第221話
問われたのはアレクシスだが、目線でランベールにパス。選曲に悩みつつもパッと頭に浮かんだもの。
「……ならアルカン『三つの大練習曲 第一番』」
言ってからクセの強い曲すぎたか? とちょっとだけ反省。いきなりだったから心の準備もできていなかった。
委ねた人物以外からのリクエスト。受けたグラハムは鋭い目線を投げかける。
「キミは? そっちが調律師だとして、キミは助手かなにかか?」
たしかパリでは有名なピアノ専門のアトリエと聞いていた。そこの人間なのだろうが、明らかに若い。そして中々に曲のチョイスが渋い。
「あぁ、すみません。ランベール・グリーンです。助手……みたいなものです。というか、フランス語。お上手ですね」
危惧していた言語の問題。あまりに流暢すぎてランベールは忘れてしまったが、普通に会話できている。サロメがワーワーとやりたくない理由の羅列していたが、これなら問題なかったじゃねーかとひとりごちる。
ポロン、と軽く鍵盤に触れながらグラハムは感触を確かめる。
「どうしても師事したい先生がいてね。必死で覚えた。まだ完璧ではないが、日常的な会話と音楽的な議論ならできる。ところで」
「?」
首を傾げるランベールに、ペダルなども踏み込みながらグラハムは自分なりに現状を把握した。
「キミはなにか俺を計測しようとしているね。いや、いい。そういうのは大歓迎だ」
それが選曲に出ている。だがそれが心を乱したり、ストレスになるようなものではない。お互いに初対面ということもあり、わからないことだらけ。これでいい。むしろ時間の無駄を省いてくれて助かる。
それには横で見守っていたアレクシスも同調。自分だったら選ばないが、中々に攻めたところは評価したい。
「面白い選曲だね。一音一音から情報を読み取ろうとしている。やはりCDや配信された曲よりも、生の演奏が一番効果的だ」
とはいえランベールも駆けつけで頼むような曲じゃないことは理解している。ある程度温まってからお願いしたほうが良かったかもしれないが、どんな反応をするかも観察の対象。そして。

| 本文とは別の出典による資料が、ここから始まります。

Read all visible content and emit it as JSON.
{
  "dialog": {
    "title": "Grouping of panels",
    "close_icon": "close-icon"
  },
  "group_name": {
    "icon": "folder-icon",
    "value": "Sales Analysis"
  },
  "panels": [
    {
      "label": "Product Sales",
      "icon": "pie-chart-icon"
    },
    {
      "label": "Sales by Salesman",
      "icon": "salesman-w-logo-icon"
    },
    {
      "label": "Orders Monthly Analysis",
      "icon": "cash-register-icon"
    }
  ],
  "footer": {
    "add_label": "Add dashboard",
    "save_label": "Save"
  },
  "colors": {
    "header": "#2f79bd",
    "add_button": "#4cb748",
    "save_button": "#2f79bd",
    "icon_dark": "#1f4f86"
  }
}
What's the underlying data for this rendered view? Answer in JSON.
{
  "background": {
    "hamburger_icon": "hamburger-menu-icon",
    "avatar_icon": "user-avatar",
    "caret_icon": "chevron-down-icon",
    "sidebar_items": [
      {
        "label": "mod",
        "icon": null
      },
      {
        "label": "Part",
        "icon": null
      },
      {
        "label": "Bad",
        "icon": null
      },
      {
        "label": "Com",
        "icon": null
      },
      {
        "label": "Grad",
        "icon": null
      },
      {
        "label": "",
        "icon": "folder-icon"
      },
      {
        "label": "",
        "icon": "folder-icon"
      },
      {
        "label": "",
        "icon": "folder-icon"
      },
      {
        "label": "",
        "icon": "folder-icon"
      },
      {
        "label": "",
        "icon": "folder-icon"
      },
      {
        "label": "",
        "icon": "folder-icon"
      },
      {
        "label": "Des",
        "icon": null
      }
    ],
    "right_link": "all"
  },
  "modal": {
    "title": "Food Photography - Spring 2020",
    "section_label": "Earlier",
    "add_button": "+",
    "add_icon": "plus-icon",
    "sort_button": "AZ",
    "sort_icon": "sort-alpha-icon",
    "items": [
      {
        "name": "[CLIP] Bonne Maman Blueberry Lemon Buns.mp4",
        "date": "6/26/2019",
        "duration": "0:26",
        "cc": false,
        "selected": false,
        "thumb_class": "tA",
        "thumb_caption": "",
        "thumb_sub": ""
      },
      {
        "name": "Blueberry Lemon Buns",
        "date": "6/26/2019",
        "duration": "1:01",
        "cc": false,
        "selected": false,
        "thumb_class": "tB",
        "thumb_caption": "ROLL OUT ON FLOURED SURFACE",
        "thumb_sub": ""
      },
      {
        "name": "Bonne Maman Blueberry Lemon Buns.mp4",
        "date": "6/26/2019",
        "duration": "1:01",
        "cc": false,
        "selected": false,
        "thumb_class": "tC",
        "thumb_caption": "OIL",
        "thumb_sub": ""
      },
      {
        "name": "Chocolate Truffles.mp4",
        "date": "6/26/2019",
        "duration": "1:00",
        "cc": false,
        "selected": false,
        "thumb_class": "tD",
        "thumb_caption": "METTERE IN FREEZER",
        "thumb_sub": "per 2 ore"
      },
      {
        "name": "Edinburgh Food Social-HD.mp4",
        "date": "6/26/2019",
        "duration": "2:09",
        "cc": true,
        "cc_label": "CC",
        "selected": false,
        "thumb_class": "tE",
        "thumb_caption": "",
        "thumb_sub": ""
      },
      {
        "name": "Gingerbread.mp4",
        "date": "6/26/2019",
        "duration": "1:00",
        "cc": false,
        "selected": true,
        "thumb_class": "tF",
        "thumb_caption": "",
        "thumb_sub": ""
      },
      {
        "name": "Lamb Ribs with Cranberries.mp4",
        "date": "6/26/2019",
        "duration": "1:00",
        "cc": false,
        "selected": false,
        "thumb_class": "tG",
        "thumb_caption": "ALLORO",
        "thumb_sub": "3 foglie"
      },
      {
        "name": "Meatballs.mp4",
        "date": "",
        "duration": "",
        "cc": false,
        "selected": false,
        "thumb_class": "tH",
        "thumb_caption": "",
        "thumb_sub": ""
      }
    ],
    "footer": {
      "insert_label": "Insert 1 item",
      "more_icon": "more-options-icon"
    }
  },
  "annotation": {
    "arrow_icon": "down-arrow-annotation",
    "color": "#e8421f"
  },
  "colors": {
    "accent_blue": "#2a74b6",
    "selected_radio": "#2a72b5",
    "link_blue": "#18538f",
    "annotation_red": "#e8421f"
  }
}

「それもありますが、ただの楽しみでもあります。世界的なピアニストがこんな、自分のために弾いてくれるなんて美味しい話。ならとびきりに難しい曲を」
「悪い子だね」
アルカンという作曲家自体が、やはりモーツァルトやベートーヴェンなどと比べて一般的な知名度では劣るが、かなり面白い曲を残していることは周知の事実。そこを突いてきたことにアレクシスはなぜか満足。
何度か指をストレッチしながら、グラハムは無表情で細かく左手を注視する。そう、この曲は。
「……変イ長調〈左手のための幻想曲〉。これを選ぶとは。キミはピアニストか?」
ショパンなどを受けることが多かったが、この曲を受けたのは初めて。なんとなく、普通の調律師とは違うような気がする。もちろん、調律師でも驚くほど演奏技術が高い人物はいるが、それともなにか、不思議な違和感。
つい口をついた曲だけでそこまでバレるとはランベールも思っていなかったが、別に隠すことでもない。
「今はもう調律一本でやっています。今日は助手であり、勉強のために」
なんとなく少しだけ濁してはみる。大物相手にピアニストを目指してました、というのもなんだか腰が引ける話。齧った程度と謙遜しておく。
しかしこんな雑談を混ぜつつもグラハムは冷静沈着。彼がピアニストだったかなどどうでもいい。自分のやることに集中。
「これがグラハム・アーロンソンの超絶技巧だ。よく聴いておけ」
優しく。それでいて熱く。鍵盤に左手の指を走らせる。